Bahrija Nuri Hadžić (4 March 1904 – 24 October 1993) was a Bosnian soprano and prima donna who was one of the first Yugoslav Muslim opera singers. She is best known for playing the titular roles in Richard Strauss's Salome and Alban Berg's Lulu. During her career, she was known in the press as "The Belgrade Great." Nuri Hadžić also received the Yugoslav lifetime achievement award 'Sedmojulska nagrada' in 1988 for her contributions to art music, and was featured on a Bosnian stamp in 1996.

== Early life and education ==
Bahrija Nuri Hadžić was born on 4 March 1904 in Sarajevo into a wealthy intellectual Bosnian Muslim family. She was one of four daughters of the writer Osman Nuri Hadžić and Almasa (née Sokolović). Nuri Hadžić attended a school run by nuns and received piano lessons at František Matějovský's private music school in Sarajevo, before transferring to a music school in Belgrade after her family moved there in 1921. While studying there, her singing teacher Ivanka Milojević noticed her vocal talent and encouraged her to pursue it further in Vienna. Nuri Hadžić followed her advice and started attending the Vienna Academy of Music, where T. Lierhammer was her tutor. She graduated from there in 1928.

== Career ==
After she graduated from the Academy of Music, she was employed as a soloist at the Bern Theatre, where she performed 23 premières and reprises over three years. It was in Bern that she first performed the title role in Salome by Richard Strauss. In 1931, she joined the Belgrade Opera upon the recommendation of composer Stevan Hristić. For her debut in Belgrade, she again portrayed Salome. Despite heavy criticism from conservatives, including the Serbian Orthodox Church for the character's hedonism, her performance proved extremely popular with audiences. Nuri Hadžić soon became known as The Belgrade Great (Eine Grösse aus Belgrad) in the German press.

Nuri Hadžić is regarded as one of the first Yugoslav Muslim opera singers to find fame in Europe, and as a result received widespread coverage in the Muslim press, with the Gajret journal calling her the "first recognised [Muslim] woman pioneer". The politician Mustafa Mulalić also promoted her as an example that Muslims could contribute to the wider culture while still maintaining their faith. To further demonstrate this, he compiled a series of photographs of Nuri Hadžić wearing a dimija, a traditional headscarf, and in character as Salome.

On 2 June 1937 in Zurich, she originated the title role in the unfinished Alban Berg opera Lulu, which became one of her best known roles. To celebrate his 75th birthday in 1939, composer Richard Strauss conducted a performance of Salome in Zurich with Nuri Hadžić in the title role. He later said that her portrayal of the character was the "Salome whom I have waited for thirty-five years".

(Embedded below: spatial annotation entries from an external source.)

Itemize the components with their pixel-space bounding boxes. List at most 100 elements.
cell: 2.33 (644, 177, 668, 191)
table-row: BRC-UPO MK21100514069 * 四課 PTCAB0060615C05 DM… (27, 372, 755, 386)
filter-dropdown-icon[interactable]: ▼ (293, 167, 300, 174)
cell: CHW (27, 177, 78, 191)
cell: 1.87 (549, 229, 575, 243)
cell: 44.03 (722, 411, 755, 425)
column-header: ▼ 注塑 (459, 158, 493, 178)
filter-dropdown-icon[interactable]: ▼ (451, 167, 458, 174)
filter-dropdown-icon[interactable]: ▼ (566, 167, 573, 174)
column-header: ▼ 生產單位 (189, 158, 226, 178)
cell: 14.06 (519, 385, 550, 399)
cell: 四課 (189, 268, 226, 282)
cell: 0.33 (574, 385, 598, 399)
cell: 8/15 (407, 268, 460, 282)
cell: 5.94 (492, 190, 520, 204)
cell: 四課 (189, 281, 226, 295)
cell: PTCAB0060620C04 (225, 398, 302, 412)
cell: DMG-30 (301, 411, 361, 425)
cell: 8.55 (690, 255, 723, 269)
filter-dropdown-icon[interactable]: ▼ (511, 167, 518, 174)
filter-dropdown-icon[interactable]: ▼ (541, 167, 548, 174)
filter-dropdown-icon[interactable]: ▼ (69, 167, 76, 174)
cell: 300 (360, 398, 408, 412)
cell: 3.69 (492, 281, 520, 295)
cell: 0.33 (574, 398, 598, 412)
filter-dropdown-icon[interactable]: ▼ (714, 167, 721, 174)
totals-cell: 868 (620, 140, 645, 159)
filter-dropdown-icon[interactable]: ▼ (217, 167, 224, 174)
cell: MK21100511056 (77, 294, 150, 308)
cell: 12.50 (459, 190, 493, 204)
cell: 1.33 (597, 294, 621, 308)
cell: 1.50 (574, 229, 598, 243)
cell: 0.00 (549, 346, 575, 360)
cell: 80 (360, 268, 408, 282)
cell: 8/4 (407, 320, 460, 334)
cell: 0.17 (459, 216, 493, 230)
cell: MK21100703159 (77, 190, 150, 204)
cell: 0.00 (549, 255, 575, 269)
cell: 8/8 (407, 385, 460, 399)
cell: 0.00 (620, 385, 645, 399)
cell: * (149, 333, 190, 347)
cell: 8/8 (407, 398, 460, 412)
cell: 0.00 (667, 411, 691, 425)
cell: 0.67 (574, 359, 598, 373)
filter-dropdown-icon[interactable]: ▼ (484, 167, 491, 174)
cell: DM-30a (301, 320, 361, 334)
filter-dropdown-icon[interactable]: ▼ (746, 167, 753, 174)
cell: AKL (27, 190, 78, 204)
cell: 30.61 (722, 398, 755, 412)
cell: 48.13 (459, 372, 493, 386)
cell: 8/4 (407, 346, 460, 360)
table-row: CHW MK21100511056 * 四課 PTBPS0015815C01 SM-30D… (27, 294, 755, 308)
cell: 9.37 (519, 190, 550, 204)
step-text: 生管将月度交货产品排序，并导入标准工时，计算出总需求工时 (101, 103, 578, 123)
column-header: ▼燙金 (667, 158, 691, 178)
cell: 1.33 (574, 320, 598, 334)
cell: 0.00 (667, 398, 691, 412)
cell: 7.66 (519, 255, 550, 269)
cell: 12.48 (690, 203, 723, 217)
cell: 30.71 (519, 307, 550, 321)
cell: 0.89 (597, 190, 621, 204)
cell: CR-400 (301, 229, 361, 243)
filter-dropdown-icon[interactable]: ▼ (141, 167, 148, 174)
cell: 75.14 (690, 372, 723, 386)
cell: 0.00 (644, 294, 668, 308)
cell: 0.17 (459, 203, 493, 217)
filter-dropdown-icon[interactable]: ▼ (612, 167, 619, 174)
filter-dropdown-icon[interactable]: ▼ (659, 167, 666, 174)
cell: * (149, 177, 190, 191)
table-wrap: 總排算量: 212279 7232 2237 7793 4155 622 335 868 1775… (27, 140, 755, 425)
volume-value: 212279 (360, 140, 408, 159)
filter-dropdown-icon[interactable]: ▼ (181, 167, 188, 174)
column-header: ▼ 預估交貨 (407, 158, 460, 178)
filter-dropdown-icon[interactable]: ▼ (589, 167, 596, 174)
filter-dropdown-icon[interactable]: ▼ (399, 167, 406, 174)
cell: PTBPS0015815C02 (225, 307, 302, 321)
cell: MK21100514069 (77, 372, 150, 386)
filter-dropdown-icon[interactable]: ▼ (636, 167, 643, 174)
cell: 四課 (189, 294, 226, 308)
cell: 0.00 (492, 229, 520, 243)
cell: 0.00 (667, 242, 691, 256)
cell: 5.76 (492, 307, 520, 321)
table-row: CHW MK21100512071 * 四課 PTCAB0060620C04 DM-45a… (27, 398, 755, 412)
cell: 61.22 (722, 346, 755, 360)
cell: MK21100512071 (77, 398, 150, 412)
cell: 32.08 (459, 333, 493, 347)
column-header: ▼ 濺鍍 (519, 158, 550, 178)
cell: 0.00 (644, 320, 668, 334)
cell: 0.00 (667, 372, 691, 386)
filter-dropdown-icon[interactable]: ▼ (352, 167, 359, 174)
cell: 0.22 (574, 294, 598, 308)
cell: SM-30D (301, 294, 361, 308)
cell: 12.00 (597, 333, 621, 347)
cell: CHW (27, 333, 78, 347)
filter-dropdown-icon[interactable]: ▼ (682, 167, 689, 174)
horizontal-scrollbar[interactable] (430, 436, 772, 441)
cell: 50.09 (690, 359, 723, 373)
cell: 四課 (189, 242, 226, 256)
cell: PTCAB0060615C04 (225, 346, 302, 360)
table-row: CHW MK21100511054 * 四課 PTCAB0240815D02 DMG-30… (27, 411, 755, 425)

Another of her popular roles was the title role in Janáček's Jenůfa, which she performed in Prague on fourteen different occasions. Her other roles include Charlotte in Massenet's Werther, Leonora in Verdi's Il trovatore, Musette in Puccini's La bohème and the title roles in Verdi's Aida, Petar Konjović's Koštana and Massenet's Manon.

In March 1941, she accepted an invitation to perform at a small hall in Mostar as part of a program hosted by the Muslim People's Library. Her appearance there was acclaimed by the crowd and received a standing ovation.

Her career halted in 1943 after she married and retired from the stage. However, she returned to singing over a decade later in the early 1950s at the Belgrade Opera. Although, according to Miljenko Jergović, her roles after her return to the stage "were not roles suited to the quality and needs of her voice".

== Later life and death ==
In 1988, in recognition of her contributions to art music, she was awarded the Yugoslavian lifetime honour 'Sedmojulska nagrada'.

Nuri Hadžić died in Belgrade on 24 October 1993, at the age of 89.

In 1996, she was featured on a Bosnian stamp as part of a Famous Women collection.